The Politics of Assimilation of the Tea-Garden Community of Assam with The Greater Assamese Society:
Abstract
Tea garden community of Assam has been playing an important role in shaping the political milieu of Assam. Tea garden workers of Assam has a history of millions of colonial migrant workers, who has worked under the condition of indentured servitude in tea plantation in Assam, producing tea for an increasingly profitable global market. Ever since the colonial period the socio economic condition of tea garden workers has hardly improved even today. Based on these inferior conditions of tea plantation workers, they are called the ‘Subalterns’. In spite of their contributions to the growth of tea plantation in Assam, their socioeconomic condition depicts the legacy of exploitation since pre independence. Migrant labours that were brought to Assam from different parts of India and were settled across the plantation areas constituted the very core of the tea plantation in Assam.
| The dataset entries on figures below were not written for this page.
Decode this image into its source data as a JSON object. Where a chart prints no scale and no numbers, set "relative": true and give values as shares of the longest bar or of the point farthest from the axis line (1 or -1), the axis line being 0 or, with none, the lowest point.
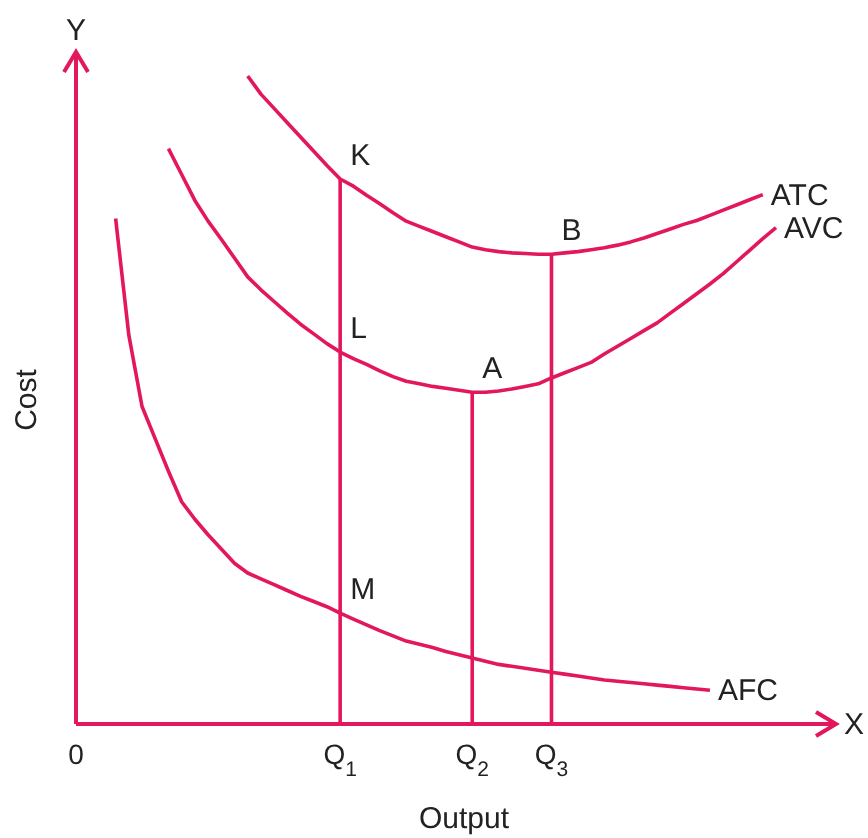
{
  "chart_data": {
    "type": "line",
    "relative": true,
    "xlabel": "Output",
    "ylabel": "Cost",
    "categories": [
      "0",
      null,
      null,
      null,
      null,
      null,
      null,
      null,
      null,
      null,
      null,
      null,
      null,
      null,
      null,
      null,
      null,
      null,
      null,
      null,
      "Q$_{1}$",
      null,
      null,
      null,
      null,
      null,
      null,
      null,
      null,
      null,
      "Q$_{2}$",
      null,
      null,
      null,
      null,
      null,
      "Q$_{3}$",
      null,
      null,
      null,
      null,
      null,
      null,
      null,
      null,
      null,
      null,
      null,
      null,
      null,
      null,
      null,
      null,
      null
    ],
    "series": [
      {
        "name": "ATC",
        "color": "#e2185b",
        "values": [
          null,
          null,
          null,
          null,
          null,
          null,
          null,
          null,
          null,
          null,
          null,
          null,
          null,
          1.0,
          0.972,
          0.95,
          0.928,
          0.906,
          0.884,
          0.862,
          0.841,
          0.83,
          0.816,
          0.803,
          0.789,
          0.776,
          0.768,
          0.76,
          0.752,
          0.744,
          0.736,
          0.732,
          0.729,
          0.727,
          0.726,
          0.725,
          0.725,
          0.727,
          0.729,
          0.732,
          0.735,
          0.739,
          0.744,
          0.75,
          0.757,
          0.764,
          0.771,
          0.777,
          0.785,
          0.793,
          0.801,
          0.809,
          0.817,
          null
        ]
      },
      {
        "name": "AVC",
        "color": "#e2185b",
        "values": [
          null,
          null,
          null,
          null,
          null,
          null,
          null,
          0.888,
          0.848,
          0.808,
          0.776,
          0.748,
          0.719,
          0.69,
          0.67,
          0.652,
          0.634,
          0.617,
          0.602,
          0.587,
          0.574,
          0.564,
          0.555,
          0.545,
          0.536,
          0.529,
          0.525,
          0.521,
          0.518,
          0.515,
          0.512,
          0.512,
          0.514,
          0.517,
          0.521,
          0.525,
          0.534,
          0.542,
          0.55,
          0.558,
          0.571,
          0.583,
          0.595,
          0.607,
          0.619,
          0.634,
          0.649,
          0.664,
          0.679,
          0.695,
          0.713,
          0.731,
          0.749,
          0.766
        ]
      },
      {
        "name": "AFC",
        "color": "#e2185b",
        "values": [
          null,
          null,
          null,
          0.78,
          0.6,
          0.49,
          0.44,
          0.39,
          0.343,
          0.316,
          0.292,
          0.27,
          0.248,
          0.233,
          0.224,
          0.215,
          0.206,
          0.197,
          0.189,
          0.181,
          0.171,
          0.162,
          0.153,
          0.144,
          0.136,
          0.128,
          0.123,
          0.118,
          0.112,
          0.107,
          0.102,
          0.097,
          0.092,
          0.089,
          0.086,
          0.083,
          0.08,
          0.077,
          0.074,
          0.071,
          0.068,
          0.066,
          0.064,
          0.062,
          0.06,
          0.058,
          0.056,
          0.054,
          0.052,
          null,
          null,
          null,
          null,
          null
        ]
      }
    ],
    "ref_lines": [
      {
        "axis": "x",
        "value": "Q$_{1}$",
        "color": "#e2185b"
      },
      {
        "axis": "x",
        "value": "Q$_{2}$",
        "color": "#e2185b"
      },
      {
        "axis": "x",
        "value": "Q$_{3}$",
        "color": "#e2185b"
      }
    ],
    "annotations": [
      "Y",
      "X",
      {
        "text": "K",
        "x": "Q$_{1}$",
        "y": 0.841
      },
      {
        "text": "L",
        "x": "Q$_{1}$",
        "y": 0.574
      },
      {
        "text": "M",
        "x": "Q$_{1}$",
        "y": 0.171
      },
      {
        "text": "A",
        "x": "Q$_{2}$",
        "y": 0.512
      },
      {
        "text": "B",
        "x": "Q$_{3}$",
        "y": 0.725
      }
    ],
    "legend": false,
    "marker": "none",
    "line_style": "solid"
  }
}
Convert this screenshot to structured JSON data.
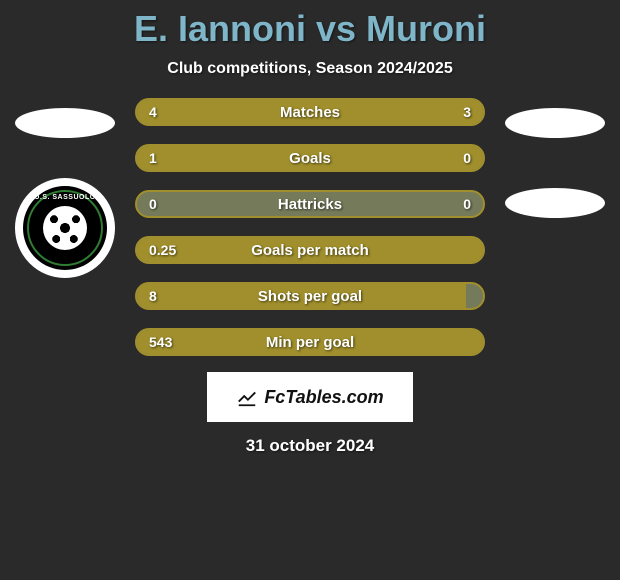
{
  "title": "E. Iannoni vs Muroni",
  "subtitle": "Club competitions, Season 2024/2025",
  "date": "31 october 2024",
  "watermark_text": "FcTables.com",
  "badge_text": "U.S. SASSUOLO",
  "colors": {
    "background": "#2a2a2a",
    "title": "#7fb5c9",
    "bar_border": "#a08f2c",
    "bar_track": "#747a5a",
    "bar_fill": "#a08f2c",
    "text": "#ffffff",
    "badge_bg": "#000000",
    "badge_border": "#ffffff",
    "badge_ring": "#2e7d32"
  },
  "bars": [
    {
      "label": "Matches",
      "left_val": "4",
      "right_val": "3",
      "left_pct": 57,
      "right_pct": 43,
      "show_right": true
    },
    {
      "label": "Goals",
      "left_val": "1",
      "right_val": "0",
      "left_pct": 75,
      "right_pct": 25,
      "show_right": true
    },
    {
      "label": "Hattricks",
      "left_val": "0",
      "right_val": "0",
      "left_pct": 0,
      "right_pct": 0,
      "show_right": true
    },
    {
      "label": "Goals per match",
      "left_val": "0.25",
      "right_val": "",
      "left_pct": 100,
      "right_pct": 0,
      "show_right": false
    },
    {
      "label": "Shots per goal",
      "left_val": "8",
      "right_val": "",
      "left_pct": 95,
      "right_pct": 0,
      "show_right": false
    },
    {
      "label": "Min per goal",
      "left_val": "543",
      "right_val": "",
      "left_pct": 100,
      "right_pct": 0,
      "show_right": false
    }
  ]
}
In Assam they are known by different nomenclatures such as Cooley, Bongali, Bagania, Chah Shramik etc in colonial period, again as Tea community, Tea tribes, Adivasis, Ex- tea garden labour community etc in present times. But the fact remained that each member of the tea and ex-tea garden community primarily is a member of an ethnic, religious and socio cultural group. As these tea garden workers originated from different ethnic background, they had to make a tough struggle for adjustment in a completely new environment and in the process of adjusting with the situation some major transformation were observed in their life. Therefore in this context the present paper is an attempt to understand the politics of assimilation of tea garden community of Assam with that of the larger Assamese community and the paper also highlights that during the course of the assimilation process there is the revival of the Adivasi identity which has been observed among the tea garden community of Assam.